The nomination for honorary Marine must come from a general officer.

“I made that recommendation to the commandant of the Marine Corps and appeared today to honor Jacob,”  said Lt. Gen. John Toolan,  Marine Corps Forces, Pacific commander. “The Marine Corps is very, very proud to welcome Jacob into the ranks of our Marine Corps.”

Jacob was born to Rick and Monique Sprinkle on Nov. 10, 2000, with a severe heart defect that he fought for the rest of his life, causing him numerous surgeries, heart-valve replacements, a stroke and a heart transplant. Despite the numerous pain-filled treatments, surgeries and recoveries he endured, the die-hard Notre Dame fan never cried, or gave up.

“He was a very strong child to go through all that he had to go through, and to fight as hard as he did.” said Donna Arnold, a family friend. “He fought hard and has made a lasting impression on everyone that ever got to know him.”
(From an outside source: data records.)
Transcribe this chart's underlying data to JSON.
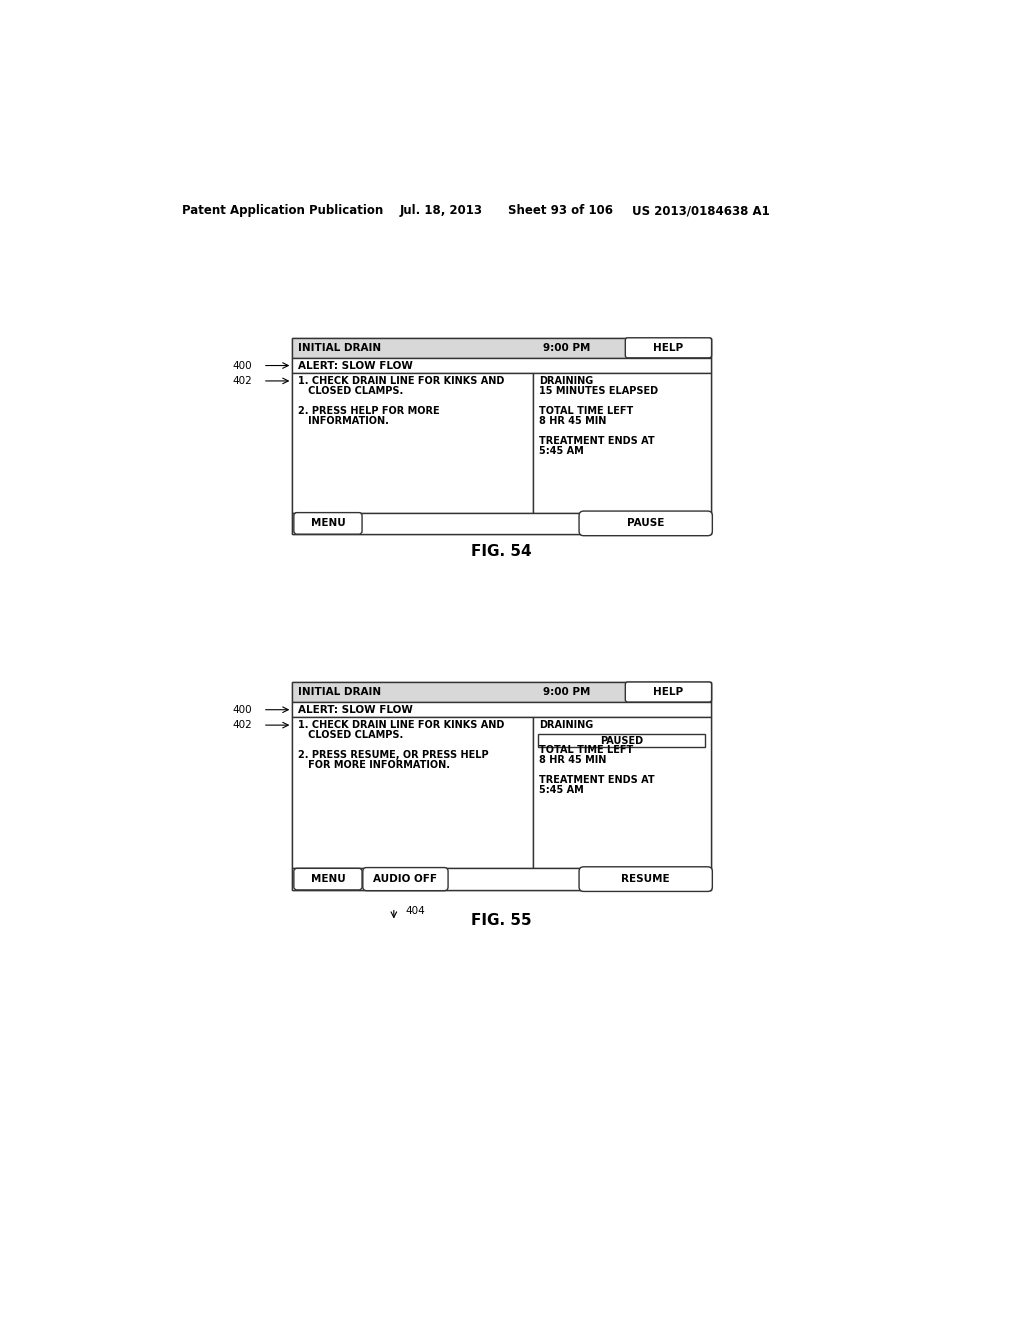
{
  "header_text": "Patent Application Publication",
  "header_date": "Jul. 18, 2013",
  "header_sheet": "Sheet 93 of 106",
  "header_patent": "US 2013/0184638 A1",
  "bg_color": "#ffffff",
  "fig54": {
    "title": "FIG. 54",
    "label_400": "400",
    "label_402": "402",
    "screen": {
      "title_bar_text": "INITIAL DRAIN",
      "time_text": "9:00 PM",
      "help_btn": "HELP",
      "alert_text": "ALERT: SLOW FLOW",
      "instructions": [
        "1. CHECK DRAIN LINE FOR KINKS AND",
        "   CLOSED CLAMPS.",
        "",
        "2. PRESS HELP FOR MORE",
        "   INFORMATION."
      ],
      "right_col": [
        "DRAINING",
        "15 MINUTES ELAPSED",
        "",
        "TOTAL TIME LEFT",
        "8 HR 45 MIN",
        "",
        "TREATMENT ENDS AT",
        "5:45 AM"
      ],
      "menu_btn": "MENU",
      "action_btn": "PAUSE"
    }
  },
  "fig55": {
    "title": "FIG. 55",
    "label_400": "400",
    "label_402": "402",
    "label_404": "404",
    "screen": {
      "title_bar_text": "INITIAL DRAIN",
      "time_text": "9:00 PM",
      "help_btn": "HELP",
      "alert_text": "ALERT: SLOW FLOW",
      "instructions": [
        "1. CHECK DRAIN LINE FOR KINKS AND",
        "   CLOSED CLAMPS.",
        "",
        "2. PRESS RESUME, OR PRESS HELP",
        "   FOR MORE INFORMATION."
      ],
      "right_col_top": "DRAINING",
      "paused_btn": "PAUSED",
      "right_col_bottom": [
        "TOTAL TIME LEFT",
        "8 HR 45 MIN",
        "",
        "TREATMENT ENDS AT",
        "5:45 AM"
      ],
      "menu_btn": "MENU",
      "audio_btn": "AUDIO OFF",
      "action_btn": "RESUME"
    }
  }
}
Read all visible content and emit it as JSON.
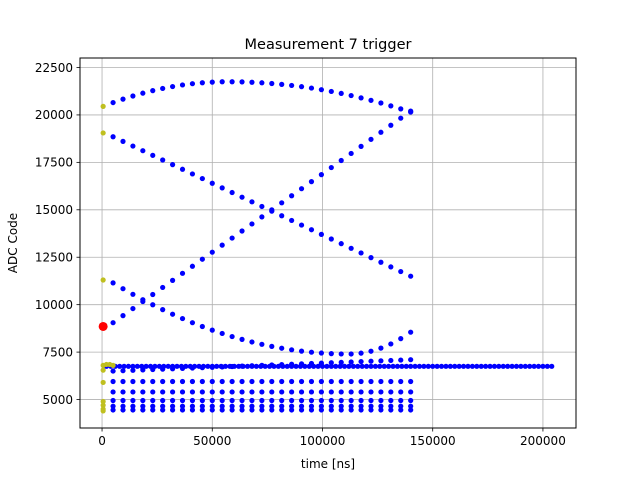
{
  "chart_data": {
    "type": "scatter",
    "title": "Measurement 7 trigger",
    "xlabel": "time [ns]",
    "ylabel": "ADC Code",
    "xlim": [
      -10000,
      215000
    ],
    "ylim": [
      3500,
      23000
    ],
    "xticks": [
      0,
      50000,
      100000,
      150000,
      200000
    ],
    "yticks": [
      5000,
      7500,
      10000,
      12500,
      15000,
      17500,
      20000,
      22500
    ],
    "grid": true,
    "legend": "none",
    "colors": {
      "main": "#0000ff",
      "pretrigger": "#bfbf1f",
      "trigger": "#ff0000"
    },
    "series": [
      {
        "color": "main",
        "x": [
          2000,
          204000
        ],
        "y": [
          6750,
          6750
        ],
        "step": 2000
      },
      {
        "color": "main",
        "x": [
          5000,
          140000
        ],
        "y": [
          20650,
          20150
        ],
        "step": 4500,
        "peak": [
          57000,
          21750
        ]
      },
      {
        "color": "main",
        "x": [
          5000,
          140000
        ],
        "y": [
          18850,
          11500
        ],
        "step": 4500
      },
      {
        "color": "main",
        "x": [
          5000,
          140000
        ],
        "y": [
          9050,
          20200
        ],
        "step": 4500
      },
      {
        "color": "main",
        "x": [
          5000,
          140000
        ],
        "y": [
          11150,
          8550
        ],
        "step": 4500,
        "valley": [
          112000,
          7400
        ]
      },
      {
        "color": "main",
        "x": [
          5000,
          140000
        ],
        "y": [
          6500,
          7100
        ],
        "step": 4500
      },
      {
        "color": "main",
        "x": [
          5000,
          140000
        ],
        "y": [
          5950,
          5950
        ],
        "step": 4500
      },
      {
        "color": "main",
        "x": [
          5000,
          140000
        ],
        "y": [
          5400,
          5400
        ],
        "step": 4500
      },
      {
        "color": "main",
        "x": [
          5000,
          140000
        ],
        "y": [
          4950,
          4950
        ],
        "step": 4500
      },
      {
        "color": "main",
        "x": [
          5000,
          140000
        ],
        "y": [
          4650,
          4650
        ],
        "step": 4500
      },
      {
        "color": "main",
        "x": [
          5000,
          140000
        ],
        "y": [
          4450,
          4450
        ],
        "step": 4500
      },
      {
        "color": "pretrigger",
        "points": [
          [
            500,
            20450
          ],
          [
            500,
            19050
          ],
          [
            500,
            11300
          ],
          [
            500,
            6800
          ],
          [
            500,
            6550
          ],
          [
            500,
            5900
          ],
          [
            500,
            4900
          ],
          [
            500,
            4700
          ],
          [
            500,
            4500
          ],
          [
            500,
            4400
          ],
          [
            2000,
            6850
          ],
          [
            3500,
            6850
          ],
          [
            5000,
            6800
          ]
        ]
      },
      {
        "color": "trigger",
        "points": [
          [
            500,
            8850
          ]
        ]
      }
    ]
  }
}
Despite his physical restraints, the 5ft. 2in., Star Wars-fan aspired to be a third-generation Marine eager to step on the yellow footprints that his father, an 8-year mortarman, and his grandfather, a combat engineer, did years before. He loved playing “drill instructor” with his dad, and would frequently ask, “will I be able to be a Marine if I get my heart fixed?”
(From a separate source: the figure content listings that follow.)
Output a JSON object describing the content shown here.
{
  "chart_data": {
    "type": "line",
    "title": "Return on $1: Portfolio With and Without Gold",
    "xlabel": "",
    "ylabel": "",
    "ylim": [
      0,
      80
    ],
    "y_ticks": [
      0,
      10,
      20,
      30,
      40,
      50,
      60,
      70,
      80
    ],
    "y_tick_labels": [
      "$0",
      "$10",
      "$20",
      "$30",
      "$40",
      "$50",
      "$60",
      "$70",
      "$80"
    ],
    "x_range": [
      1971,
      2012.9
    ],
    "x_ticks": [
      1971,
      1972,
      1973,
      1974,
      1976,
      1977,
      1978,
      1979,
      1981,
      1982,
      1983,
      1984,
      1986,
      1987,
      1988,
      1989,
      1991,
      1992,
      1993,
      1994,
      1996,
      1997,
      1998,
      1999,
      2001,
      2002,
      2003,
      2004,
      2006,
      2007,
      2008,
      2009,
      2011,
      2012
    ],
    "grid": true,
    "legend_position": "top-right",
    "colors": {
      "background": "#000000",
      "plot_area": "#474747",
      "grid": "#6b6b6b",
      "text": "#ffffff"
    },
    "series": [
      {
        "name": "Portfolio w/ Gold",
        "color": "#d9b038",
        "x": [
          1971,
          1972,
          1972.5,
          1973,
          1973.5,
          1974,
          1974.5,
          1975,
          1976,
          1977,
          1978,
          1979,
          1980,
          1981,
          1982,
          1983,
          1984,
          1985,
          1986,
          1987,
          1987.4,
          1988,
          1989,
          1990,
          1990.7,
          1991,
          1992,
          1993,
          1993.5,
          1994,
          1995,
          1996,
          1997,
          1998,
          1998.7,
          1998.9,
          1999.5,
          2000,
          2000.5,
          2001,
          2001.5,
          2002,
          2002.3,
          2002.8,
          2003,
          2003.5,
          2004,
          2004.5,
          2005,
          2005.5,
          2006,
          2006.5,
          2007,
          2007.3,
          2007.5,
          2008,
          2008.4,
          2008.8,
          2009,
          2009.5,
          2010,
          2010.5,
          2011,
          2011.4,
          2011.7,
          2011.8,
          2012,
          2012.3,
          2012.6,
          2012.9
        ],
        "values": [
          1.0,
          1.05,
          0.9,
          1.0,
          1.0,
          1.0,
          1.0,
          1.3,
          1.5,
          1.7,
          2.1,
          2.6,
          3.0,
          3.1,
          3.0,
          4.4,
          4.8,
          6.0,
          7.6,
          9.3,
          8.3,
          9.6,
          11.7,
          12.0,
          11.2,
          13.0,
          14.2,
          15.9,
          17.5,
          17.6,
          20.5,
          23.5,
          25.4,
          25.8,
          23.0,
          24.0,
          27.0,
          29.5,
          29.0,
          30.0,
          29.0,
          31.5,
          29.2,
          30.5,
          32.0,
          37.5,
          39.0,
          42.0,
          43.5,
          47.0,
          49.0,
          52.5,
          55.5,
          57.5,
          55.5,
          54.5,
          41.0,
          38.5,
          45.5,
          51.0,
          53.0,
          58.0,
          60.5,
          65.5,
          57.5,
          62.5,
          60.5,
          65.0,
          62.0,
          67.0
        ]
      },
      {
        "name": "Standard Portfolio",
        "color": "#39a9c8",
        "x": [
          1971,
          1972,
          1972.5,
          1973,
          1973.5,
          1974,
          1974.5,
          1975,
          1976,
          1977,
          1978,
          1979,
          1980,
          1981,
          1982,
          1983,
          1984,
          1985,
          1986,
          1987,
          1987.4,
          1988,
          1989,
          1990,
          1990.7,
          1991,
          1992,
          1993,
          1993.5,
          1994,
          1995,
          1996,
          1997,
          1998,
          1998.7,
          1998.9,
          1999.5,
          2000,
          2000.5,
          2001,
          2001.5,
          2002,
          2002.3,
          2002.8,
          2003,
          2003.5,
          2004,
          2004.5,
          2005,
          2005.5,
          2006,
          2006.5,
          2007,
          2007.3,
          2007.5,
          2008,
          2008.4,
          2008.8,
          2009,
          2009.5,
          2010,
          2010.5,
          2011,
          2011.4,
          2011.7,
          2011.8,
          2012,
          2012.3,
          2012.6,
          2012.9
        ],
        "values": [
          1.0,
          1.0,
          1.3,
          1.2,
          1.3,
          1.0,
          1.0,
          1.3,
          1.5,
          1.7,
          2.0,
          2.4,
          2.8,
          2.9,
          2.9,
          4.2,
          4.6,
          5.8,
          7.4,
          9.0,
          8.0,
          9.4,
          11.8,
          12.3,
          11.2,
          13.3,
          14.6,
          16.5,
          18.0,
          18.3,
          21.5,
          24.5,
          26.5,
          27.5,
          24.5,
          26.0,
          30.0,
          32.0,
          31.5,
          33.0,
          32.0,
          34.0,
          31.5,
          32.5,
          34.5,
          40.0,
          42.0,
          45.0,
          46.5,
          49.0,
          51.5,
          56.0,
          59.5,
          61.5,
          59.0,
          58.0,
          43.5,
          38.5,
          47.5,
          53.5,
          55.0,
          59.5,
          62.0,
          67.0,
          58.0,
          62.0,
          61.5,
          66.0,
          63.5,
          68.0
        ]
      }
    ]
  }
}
“Jacob was not going to be able to serve due to his physical condition, but it was something that was important to him,” said Rick Sprinkle.

    Knowing the importance to his son, Rick researched the honorary Marine process. After going through the processes of review from a general officer recommendation, to the Marine Corps commandant’s approval, Rick and Monique got a call telling them their son’s dream was about to come true.

“It is an incredible honor for me and my family that Jacob has earned the title,” Sprinkle said. “Thanks to all the people involved who helped him to become a Marine.”

At the conclusion of the ceremony, the crowd stood, tears creasing faces and chills sprinting down spines during an acapella singing of the Marines’ Hymn. The last lines of the final verse finished, “if the Army and the Navy ever look on heaven’s scenes, they will find the streets are guarded by United States Marines.”

The newest devil dog can began his first heavenly patrol.